En realidad, después de cuarenta años del comienzo oficial de las negociaciones, podríamos afirmar que el tema, a pesar de su enorme relevancia, ha pasado bastante desapercibido en los currículos académicos de los españoles, en los medios de comunicación y, por descontado, en las agendas políticas. De alguna manera, podríamos señalar que se trata de algo lógico si tenemos en cuenta que, en su momento, no se consultó a la ciudadanía y apenas se la informó con claridad y transparencia, más allá de celebrar los puntuales acuerdos alcanzados, sobre todo, en 1985 cuando ya se había acordado la adhesión en un proceso que estuvo plagado de complejas negociaciones y no pocos contratiempos. Sin ir más lejos, los efectos del terrorismo etarra mancillaron y casi ocultaron los importantes avances logrados.
Estas cuatro décadas vienen precedidas de difíciles reuniones entre nuestro país y Bruselas, pero también a múltiples bandas con sus diferentes miembros, en un contexto crítico entonces que se repite ahora como un revival dramático, por otros motivos, para la Unión Europea, cuya arquitectura institucional habría que reformular con urgencia. Es difícil abstraerse de los efectos nocivos del Brexit, del auge del nacionalismo xenófobo, del creciente euroescepticismo y los persistentes defectos de una precipitada ampliación sacudida por los efectos de la crisis sistémica de 2008. Asimismo, asistimos este año al aniversario de las primeras elecciones al Parlamento Europeo –en mayo elegiremos a nuestros representantes–, una institución remozada que requiere, junto al resto de estructuras políticas de la UE, un apoyo mayor del que ahora mismo disfruta, entre otras cosas, por la falta de credibilidad democrática que despierta entre unas sociedades que mantienen diferencias significativas tanto en la propia definición del sistema político que nos ampara, la democracia, como las competencias que cada Estado-nación debe mantener frente a la Unión. Los apasionantes debates abiertos sobre la representación política –una democratización que se interpreta de manera desigual por parte de culturas políticas casi antagónicas–, la reformulación del concepto Estado-nación –con frentes abiertos que nos preocupan especialmente a propósito, por ejemplo, del conflicto catalán– y el diseño de una auténtica política común exterior –con la que evitar discrepancias tan clamorosas como la reciente crisis venezolana–, no hacen sino provocar dudas y desconfianza entre los millones de ciudadanos europeos dependiendo de la región en la que habiten.

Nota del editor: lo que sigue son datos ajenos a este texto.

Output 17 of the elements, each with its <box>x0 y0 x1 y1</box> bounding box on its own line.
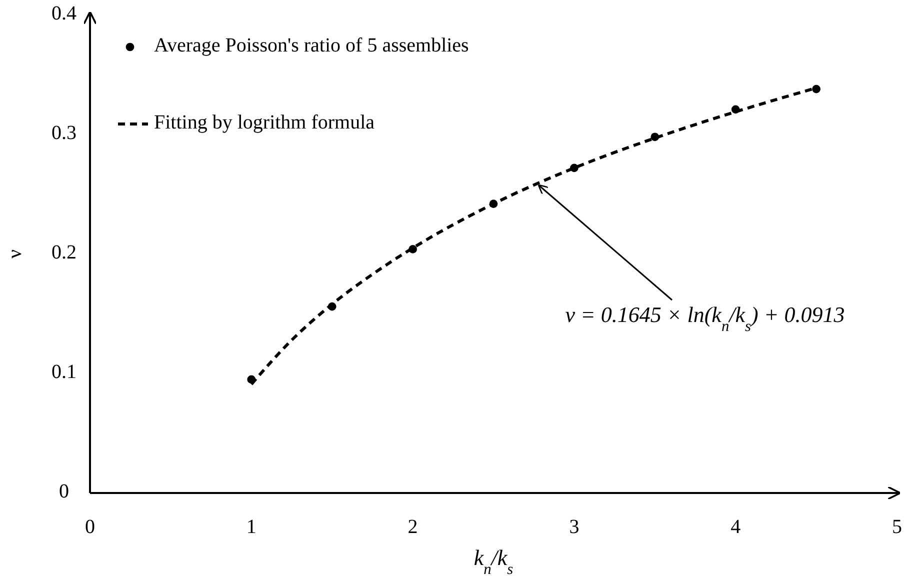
y-tick-label: 0.1 <box>52 361 76 384</box>
x-axis-title: k$_{n}$/k$_{s}$ <box>474 545 514 576</box>
x-tick-label: 2 <box>408 516 418 538</box>
legend-label: Average Poisson's ratio of 5 assemblies <box>154 34 470 57</box>
annotation: ν = 0.1645 × ln(k$_{n}$/k$_{s}$) + 0.0913 <box>565 302 845 334</box>
x-tick-label: 5 <box>892 516 902 538</box>
legend-label: Fitting by logrithm formula <box>154 112 375 134</box>
y-tick-label: 0.3 <box>52 122 76 144</box>
y-tick-label: 0.2 <box>52 242 76 264</box>
x-tick-label: 1 <box>246 516 256 538</box>
y-tick-label: 0.4 <box>52 2 76 25</box>
x-tick-label: 3 <box>569 516 580 538</box>
x-tick-label: 0 <box>85 516 95 538</box>
y-tick-label: 0 <box>59 480 69 503</box>
point <box>812 84 820 94</box>
y-axis-title: ν <box>4 249 26 259</box>
x-tick-label: 4 <box>730 516 741 538</box>
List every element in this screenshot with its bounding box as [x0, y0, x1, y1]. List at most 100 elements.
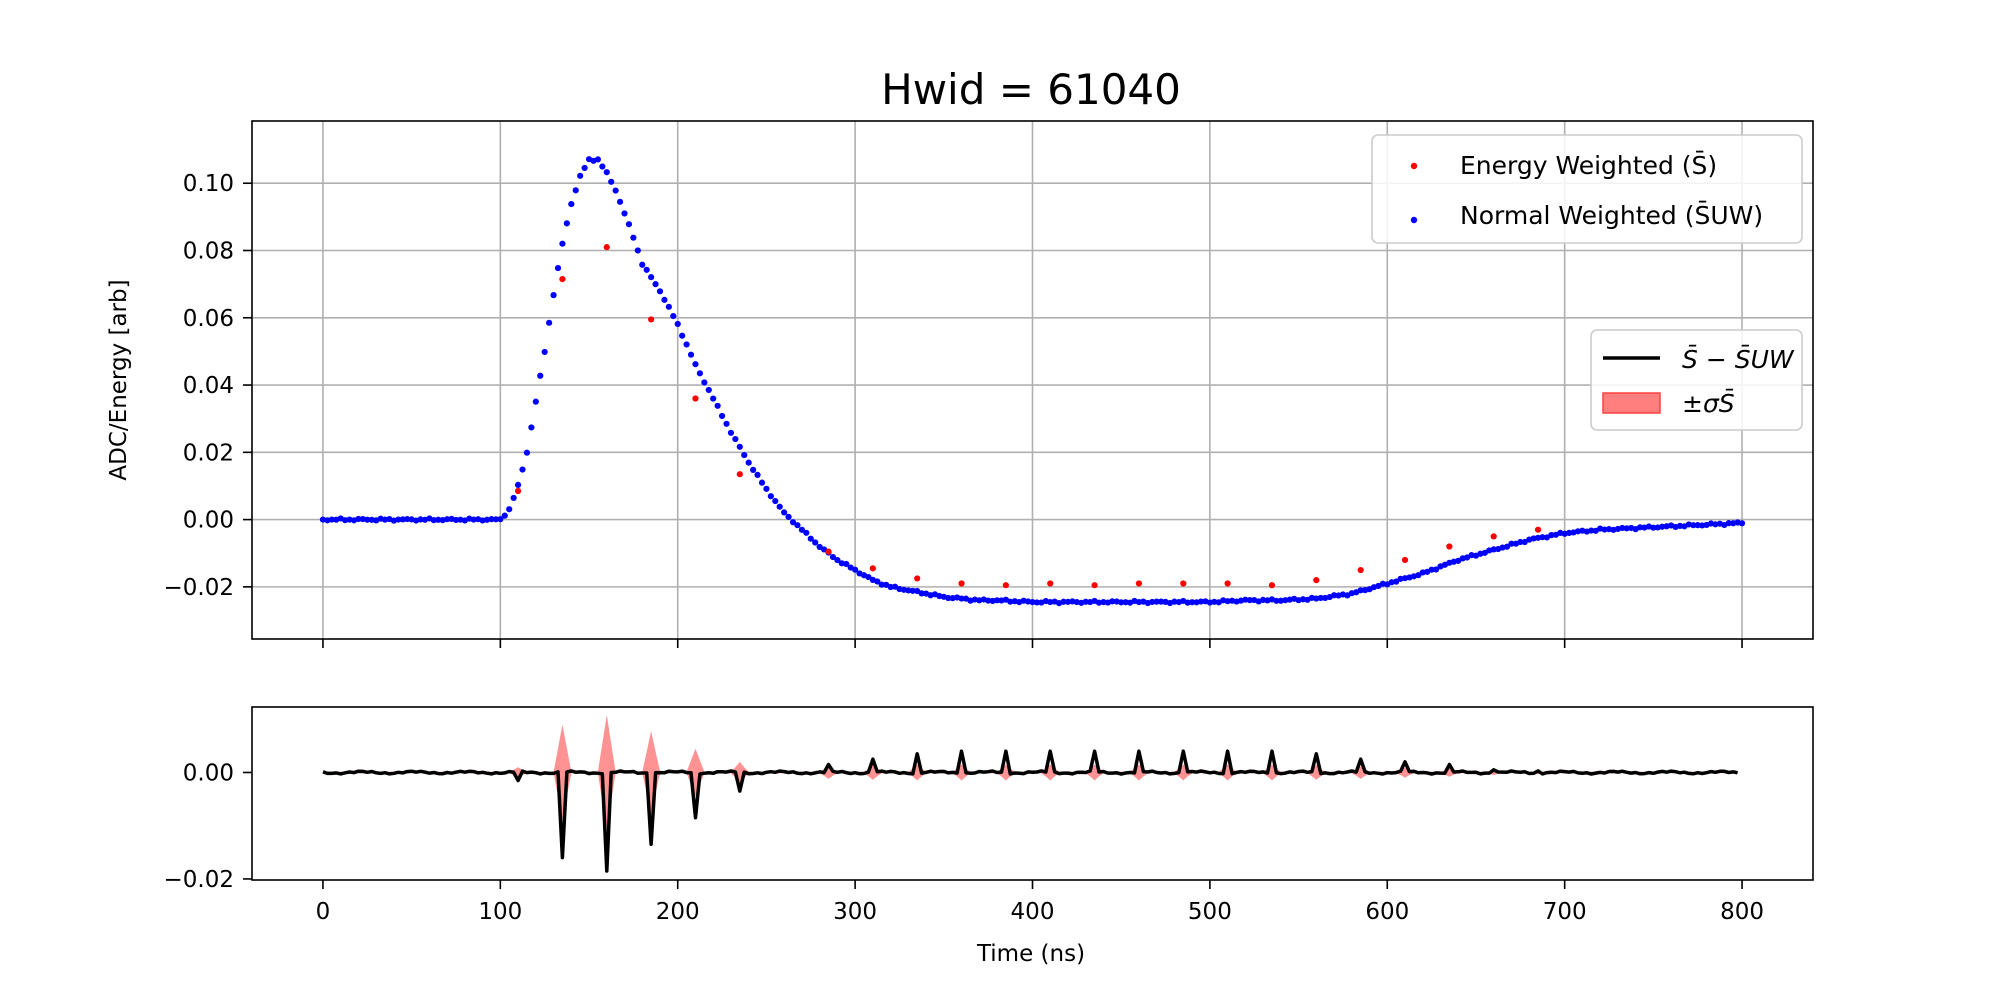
normal-weighted-point: [550, 292, 557, 299]
normal-weighted-point: [1033, 599, 1041, 606]
normal-weighted-point: [878, 581, 885, 588]
normal-weighted-point: [577, 172, 584, 179]
normal-weighted-point: [603, 169, 610, 176]
normal-weighted-point: [532, 398, 539, 405]
normal-weighted-point: [1725, 520, 1732, 527]
normal-weighted-point: [887, 583, 894, 591]
normal-weighted-point: [958, 595, 965, 602]
legend-patch-sigma-band: [1602, 392, 1661, 414]
top-y-axis-label: ADC/Energy [arb]: [106, 279, 132, 480]
energy-weighted-point: [1446, 543, 1453, 550]
normal-weighted-point: [754, 471, 761, 478]
normal-weighted-point: [803, 529, 810, 536]
normal-weighted-point: [621, 210, 628, 217]
normal-weighted-point: [1317, 594, 1324, 602]
normal-weighted-point: [772, 497, 779, 505]
normal-weighted-point: [945, 594, 952, 602]
energy-weighted-point: [869, 565, 876, 572]
normal-weighted-point: [776, 503, 783, 510]
normal-weighted-point: [1694, 522, 1701, 529]
normal-weighted-point: [741, 451, 748, 459]
bottom-y-tick-label: −0.02: [164, 867, 234, 893]
bottom-x-tick-label: 500: [1188, 899, 1232, 925]
normal-weighted-point: [1118, 599, 1125, 606]
normal-weighted-point: [612, 187, 619, 194]
normal-weighted-point: [1393, 578, 1400, 585]
normal-weighted-point: [634, 247, 641, 254]
normal-weighted-point: [1623, 525, 1630, 532]
normal-weighted-point: [1246, 597, 1253, 604]
normal-weighted-point: [528, 424, 535, 431]
legend-label-normal-weighted: Normal Weighted (S̄UW): [1460, 200, 1763, 230]
normal-weighted-point: [568, 200, 575, 208]
normal-weighted-point: [1415, 572, 1422, 579]
normal-weighted-point: [745, 459, 752, 466]
bottom-x-tick-label: 200: [656, 899, 700, 925]
bottom-x-tick-label: 800: [1720, 899, 1764, 925]
normal-weighted-point: [1060, 598, 1067, 605]
normal-weighted-point: [1517, 538, 1524, 546]
normal-weighted-point: [417, 516, 424, 523]
normal-weighted-point: [430, 517, 437, 524]
bottom-x-tick-label: 100: [478, 899, 522, 925]
normal-weighted-point: [364, 516, 371, 523]
energy-weighted-point: [559, 275, 566, 283]
energy-weighted-point: [958, 580, 965, 587]
normal-weighted-point: [785, 513, 792, 521]
normal-weighted-point: [1189, 599, 1196, 606]
energy-weighted-point: [1401, 556, 1409, 564]
normal-weighted-point: [559, 240, 566, 247]
normal-weighted-point: [616, 198, 624, 205]
normal-weighted-point: [798, 526, 805, 533]
normal-weighted-point: [510, 494, 517, 502]
normal-weighted-point: [1109, 598, 1116, 605]
normal-weighted-point: [1149, 598, 1156, 606]
normal-weighted-point: [639, 261, 646, 268]
energy-weighted-point: [914, 575, 921, 582]
energy-weighted-point: [1002, 582, 1009, 589]
normal-weighted-point: [665, 303, 672, 310]
normal-weighted-point: [1601, 526, 1608, 533]
legend-marker-energy-weighted: [1410, 162, 1418, 170]
difference-legend: S̄ − S̄UW ±σS̄: [1590, 329, 1803, 431]
normal-weighted-point: [599, 163, 606, 170]
normal-weighted-point: [807, 535, 814, 542]
normal-weighted-point: [506, 506, 513, 513]
normal-weighted-point: [541, 348, 548, 356]
normal-weighted-point: [1184, 599, 1191, 606]
energy-weighted-point: [825, 548, 832, 555]
normal-weighted-point: [1490, 546, 1497, 553]
normal-weighted-point: [781, 509, 788, 516]
normal-weighted-point: [701, 379, 708, 386]
normal-weighted-point: [763, 485, 770, 492]
normal-weighted-point: [993, 597, 1001, 604]
top-y-tick-label: −0.02: [164, 575, 234, 601]
bottom-x-ticks: 0 100 200 300 400 500 600 700 800: [316, 880, 1764, 925]
top-y-tick-label: 0.04: [183, 373, 234, 399]
top-panel: Hwid = 61040 −0.02 0.00 0.02 0.04 0.06 0.08 0.…: [106, 65, 1814, 648]
normal-weighted-point: [692, 361, 699, 368]
energy-weighted-point: [736, 471, 743, 478]
bottom-x-tick-label: 700: [1543, 899, 1587, 925]
normal-weighted-point: [714, 402, 721, 409]
normal-weighted-point: [492, 516, 500, 523]
normal-weighted-point: [1357, 587, 1364, 594]
legend-label-sigma-band: ±σS̄: [1682, 388, 1735, 418]
normal-weighted-point: [572, 187, 579, 194]
energy-weighted-point: [1313, 577, 1320, 584]
top-y-tick-label: 0.06: [183, 306, 234, 332]
normal-weighted-point: [1588, 527, 1595, 534]
energy-weighted-point: [514, 487, 522, 495]
energy-weighted-point: [1091, 582, 1098, 589]
normal-weighted-point: [1548, 532, 1555, 539]
normal-weighted-point: [1158, 598, 1165, 605]
normal-weighted-point: [444, 516, 451, 523]
normal-weighted-point: [670, 313, 677, 320]
top-y-tick-label: 0.02: [183, 440, 234, 466]
normal-weighted-point: [1539, 534, 1546, 541]
bottom-y-ticks: −0.02 0.00: [164, 760, 252, 893]
normal-weighted-point: [656, 288, 664, 295]
normal-weighted-point: [1273, 597, 1280, 604]
normal-weighted-point: [497, 516, 504, 523]
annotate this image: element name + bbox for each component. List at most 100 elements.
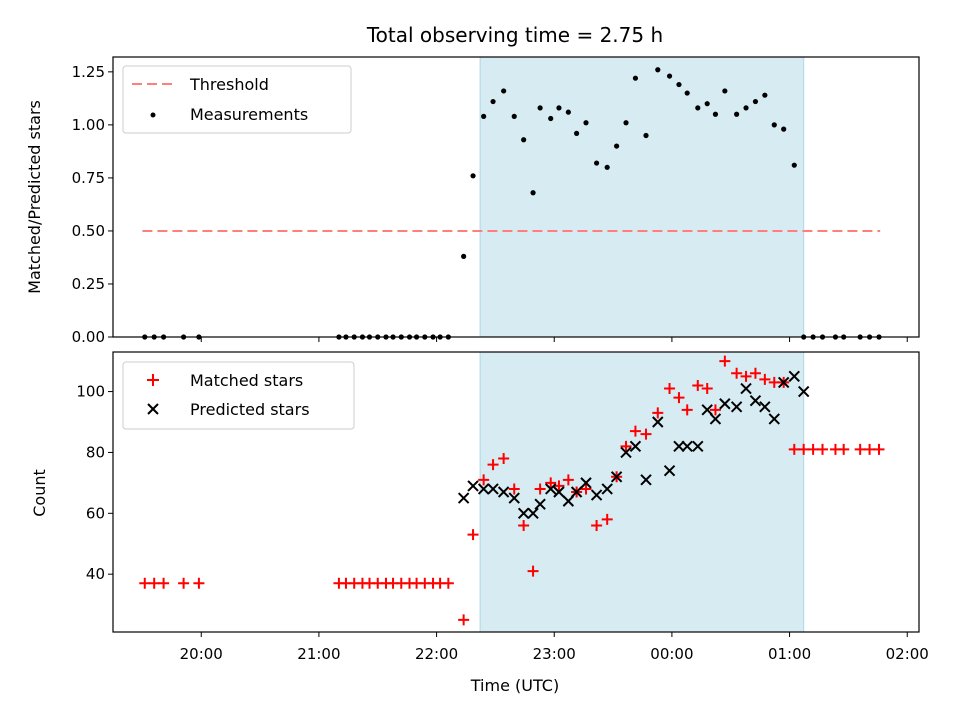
matched-star-point [664,383,676,395]
legend-matched-label: Matched stars [190,371,303,390]
predicted-star-point [457,492,470,504]
predicted-star-point [553,486,565,498]
measurement-point [521,137,527,143]
matched-star-point [740,370,752,382]
measurement-point [684,90,690,96]
measurement-point [537,105,543,111]
observing-window-shade [479,56,805,338]
y-axis-label: Matched/Predicted stars [25,100,44,294]
matched-stars-points [139,355,885,626]
predicted-star-point [749,394,762,407]
matched-star-point [527,565,539,577]
y-tick-label: 0.50 [72,222,105,240]
y-tick-label: 40 [86,565,105,583]
predicted-star-point [508,492,520,504]
matched-star-point [442,577,454,589]
matched-star-point [629,425,641,437]
y-tick-label: 1.00 [72,116,105,134]
matched-star-point [652,407,664,419]
measurement-point [461,253,467,259]
measurement-point [643,132,649,139]
predicted-star-point [740,382,752,395]
matched-star-point [673,392,685,404]
predicted-star-point [797,385,810,398]
matched-star-point [601,513,613,525]
predicted-star-point [487,483,499,495]
y-tick-label: 100 [76,383,105,401]
measurement-point [704,101,710,107]
predicted-star-point [730,401,743,413]
predicted-star-point [629,440,642,453]
predicted-star-point [759,401,771,413]
matched-star-point [731,367,743,379]
measurement-point [481,113,487,119]
chart-title: Total observing time = 2.75 h [366,23,663,47]
x-tick-label: 21:00 [297,645,340,663]
matched-star-point [158,577,170,589]
legend-measurements-label: Measurements [190,105,308,124]
y-tick-label: 0.25 [72,275,105,293]
measurement-point [632,75,639,81]
matched-star-point [719,355,731,367]
observing-window-shade [479,351,805,633]
matched-star-point [487,459,499,471]
x-axis-ticks: 20:00 21:00 22:00 23:00 00:00 01:00 02:00 [180,632,929,663]
predicted-star-point [788,370,800,383]
y-axis-ticks: 0.00 0.25 0.50 0.75 1.00 1.25 [72,63,113,346]
predicted-star-point [527,507,539,520]
ratio-panel: 0.00 0.25 0.50 0.75 1.00 1.25 Total observing… [25,23,920,346]
matched-star-point [620,440,632,452]
matched-star-point [807,443,819,455]
legend-measurements-swatch [150,112,156,118]
measurement-point [565,109,571,115]
legend-threshold-label: Threshold [189,75,269,94]
predicted-star-point [652,416,664,428]
predicted-star-point [777,376,790,389]
matched-star-point [701,383,713,395]
y-tick-label: 1.25 [72,63,105,81]
predicted-star-point [545,483,557,495]
matched-star-point [864,443,876,455]
matched-star-point [580,483,592,495]
x-axis-label: Time (UTC) [470,676,559,695]
matched-star-point [817,443,829,455]
predicted-star-point [562,495,575,507]
x-axis-ticks [200,337,908,342]
predicted-star-point [497,486,510,498]
matched-star-point [193,577,205,589]
measurement-point [490,98,496,105]
matched-star-point [467,529,479,541]
matched-star-point [838,443,850,455]
axes-frame [112,351,920,633]
measurement-point [734,111,740,117]
measurement-point [655,67,661,73]
matched-star-point [681,404,693,416]
legend-matched-swatch [147,374,159,386]
predicted-star-point [570,486,583,498]
matched-star-point [591,519,603,531]
x-tick-label: 23:00 [533,645,576,663]
x-tick-label: 02:00 [886,645,929,663]
predicted-stars-points [457,370,810,520]
matched-star-point [788,443,800,455]
measurement-point [781,126,787,132]
predicted-star-point [590,489,603,501]
matched-star-point [148,577,160,589]
predicted-star-point [701,404,713,416]
predicted-star-point [663,464,676,477]
x-tick-label: 20:00 [180,645,223,663]
measurement-point [548,115,554,122]
matched-star-point [798,443,810,455]
legend-predicted-label: Predicted stars [190,400,310,419]
measurement-point [530,190,536,196]
matched-star-point [640,428,652,440]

De hecho, se habla de tres zonas claramente identificadas que profesan diferentes grados de “europeísmo”: el sur mediterráneo, cada vez más escéptico, en gran parte por la dureza de la recesión y de las políticas comunitarias implementadas para paliar sus efectos; el llamado grupo de Visegrado, imbricado por su reaccionaria ideología centrada en el problema migratorio y los refugiados, que manifiesta altas dosis de confianza motivada también por la bondad de los cuantiosos fondos de cohesión; y la nueva Liga Hanseática que, con mayor unidad de acción y en clara sintonía con el motor alemán, también demuestra altas dosis de apoyo, pero con una notable desconfianza hacia los países del Sur. En todo ello, por descontado, volvemos a encontrarnos un factor en alza como es la percepción social y el impacto de los viejos estereotipos que ya en su día generaban indiferencia, ignorancia o rechazo hacia los “otros”, los PIGS –como ahora despectivamente se designa a Portugal, Italia, Grecia y España–, que son vistos como indolentes, perezosos o “gorrones”. Grecia primero, con el amago de expulsión, Italia más tarde, con enfrentamientos con las propias autoridades europeas y su cada vez más dramática situación política y económica, hasta llegar a la crisis generada en uno de sus grandes actores como es Francia, al socaire de los chalecos amarillos, están transformando y condicionando principios básicos como la solidaridad e incluso el sostenimiento del Estado del Bienestar, zaherido por continuos ataques neoliberales y los efectos de una incierta globalización.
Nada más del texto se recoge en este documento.